As once 7 walls breaches have occurred all players lose the game as China has become overrun, the morality of whether a players should deliberately seek to have 7 walls breaches so as to the deny the other player the win came up. It does remind me of a similar thing in the Avalon Hill Game ‘Republic of Rome’, whereby players can deliberately let the republic fall if another is about to win. My view, assuming you take the historical context, is that it is in your interest for China (or Rome) to survive even if you are not the pre-eminent power. ( Do you really think John Kerry is going to help al-Qaeda overthrow the United States of America just because George won the elections?).

With the board being crowded and hadn’t really been to bothered about the expansion of the other players, I was pretty certain my western village/city had access to build another 2 towns in the nearby mountains, so I concentrated on just upgrading those initial 3 ( and eventually 4 villages that I had ).

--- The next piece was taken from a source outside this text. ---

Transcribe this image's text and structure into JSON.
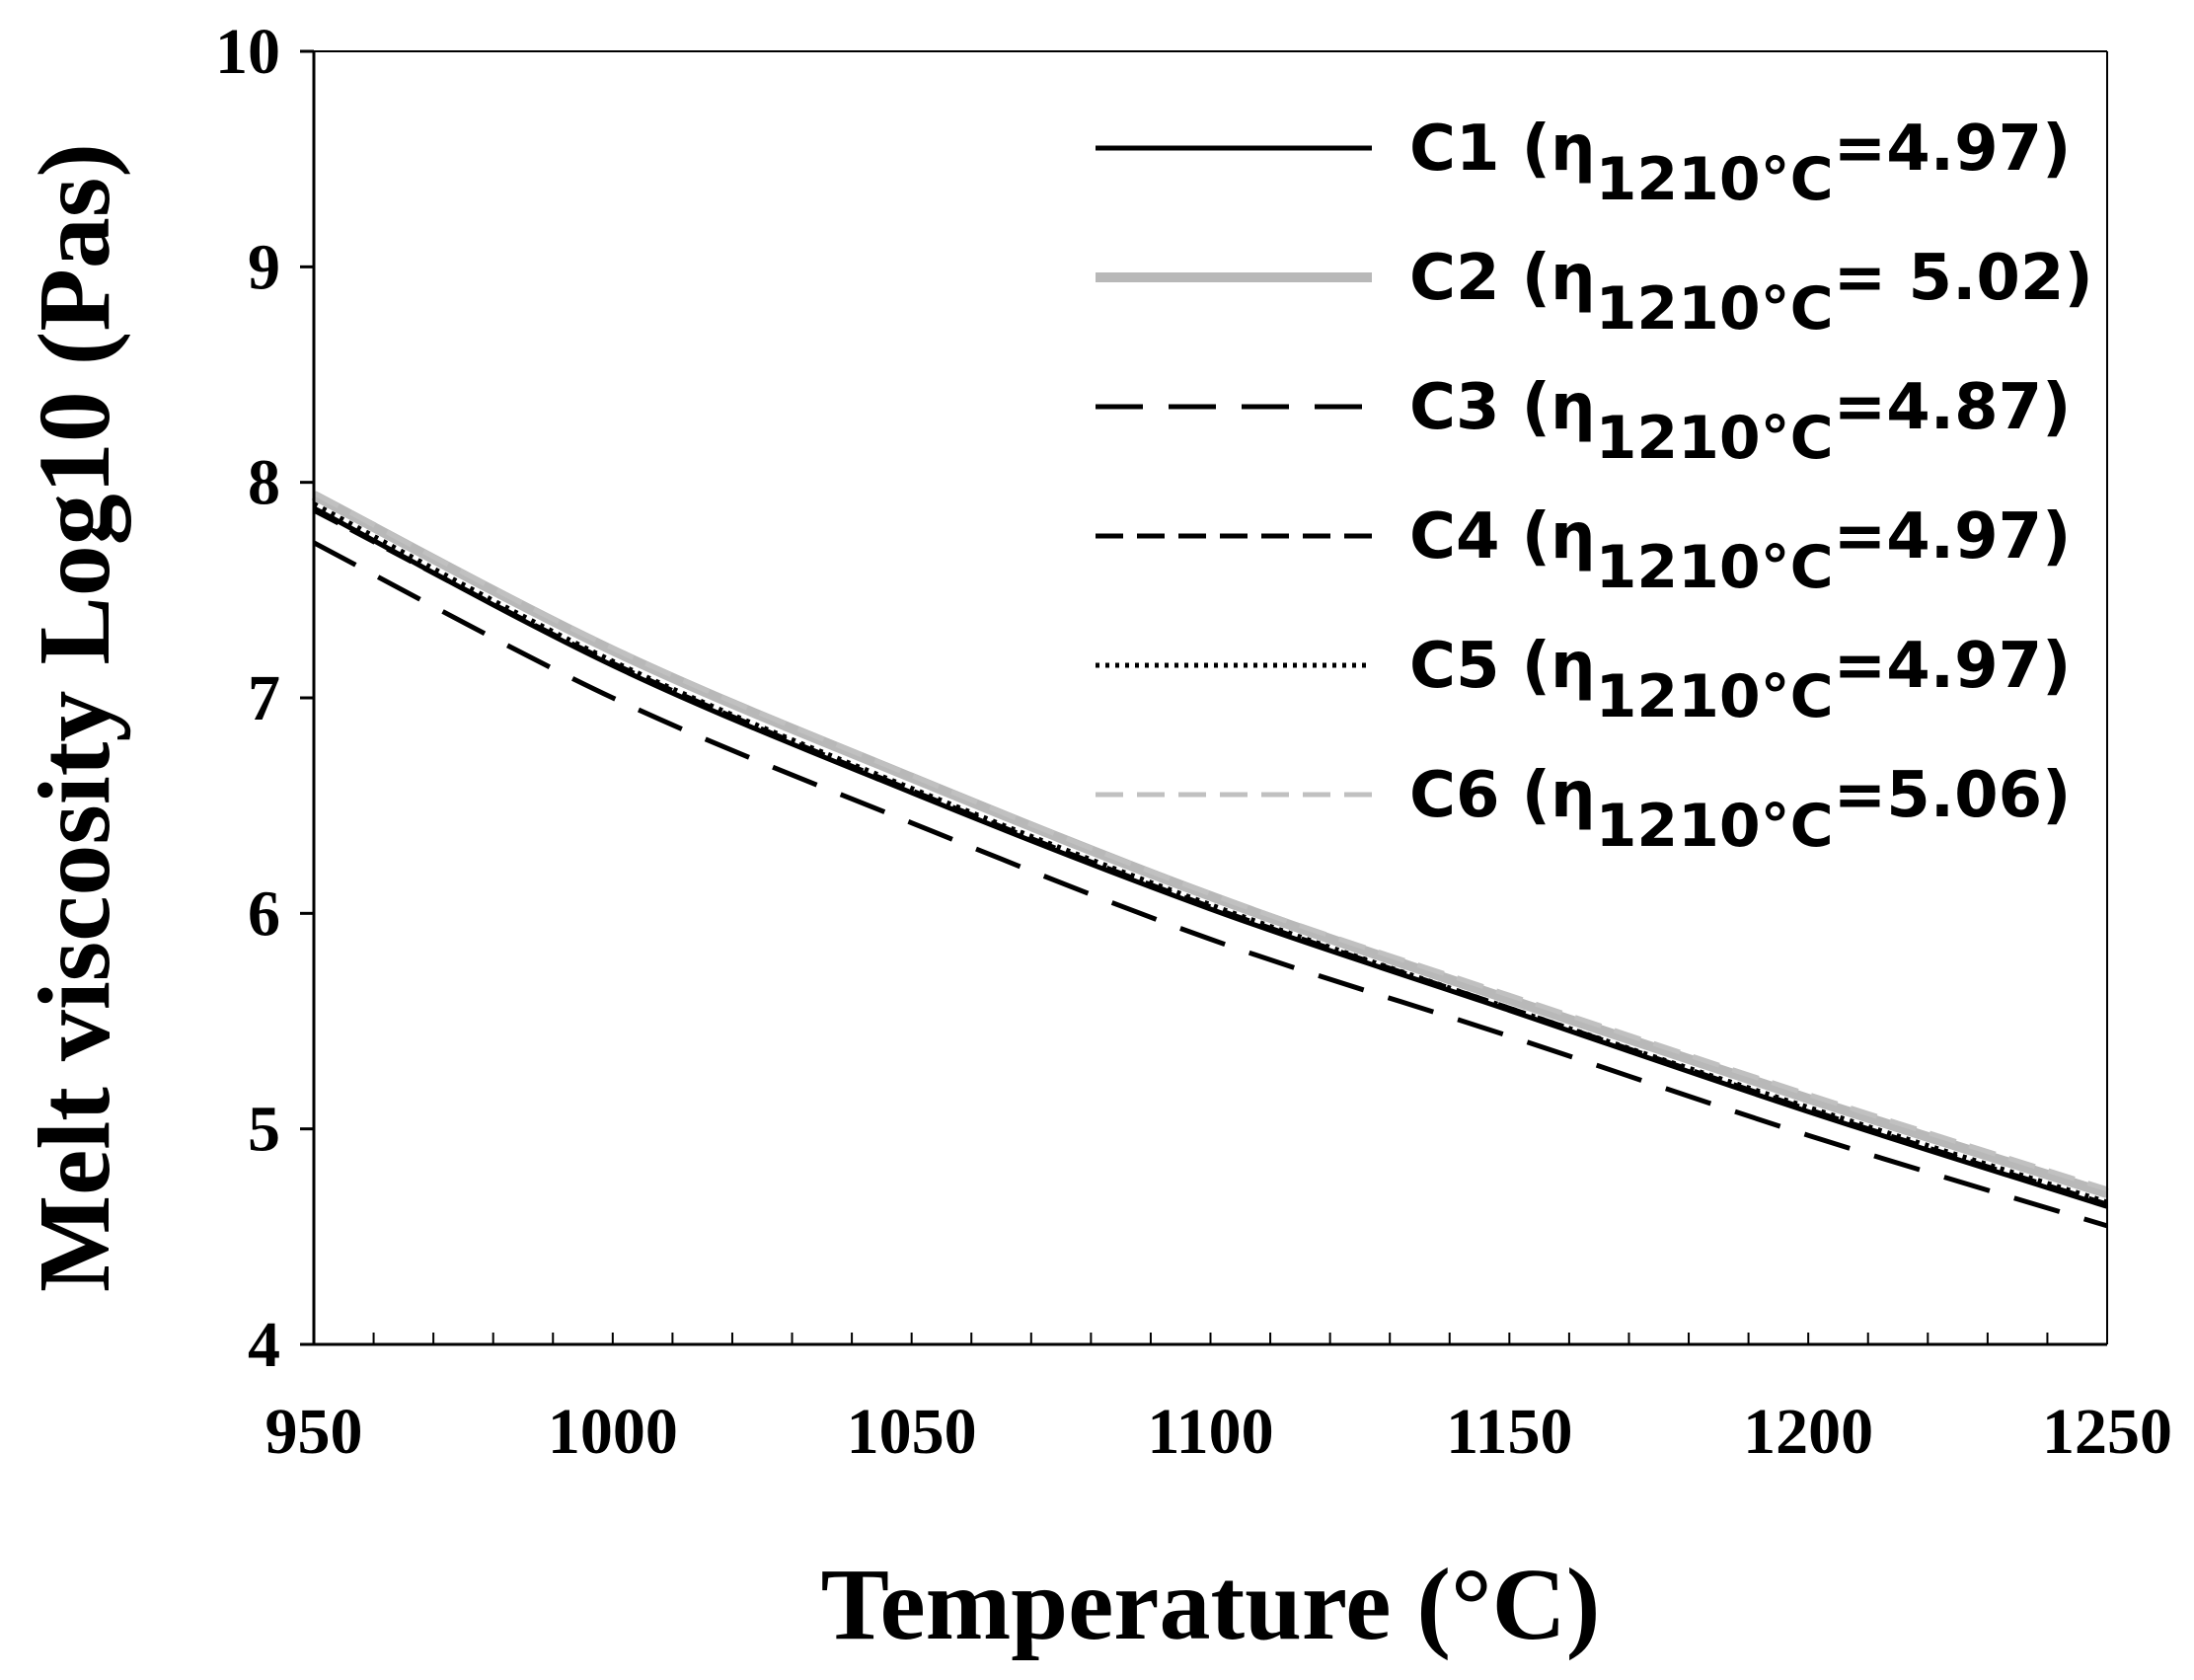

A miscalculation on where I could build be 5th settlement however (I though I could build it by the western board 3:1 port hex until it was pointed out to be it was not a valid build location) meant that I was going to restricted to 8 settlement site and therefore only 8 points.

All this was rather galling as I had successfully upgraded my part of the wall to level 5 (the only player to do so) leaving my self immune to getting negative points for breaches. I had a vast hand full of cards (As Colins Picture shows) but I was unable to build anything (Except for cards – and they only gave me more knights- and Garry easily had the majority here) that might give me more points. In the end I think the only player that could get to 10 points was Natalie (who by virtue of having built the longest road had plenty of city sites to upgrade) – so we just let her get on with so that the game could finish.

However I think it was a good game with a well-deserved win for Natalie.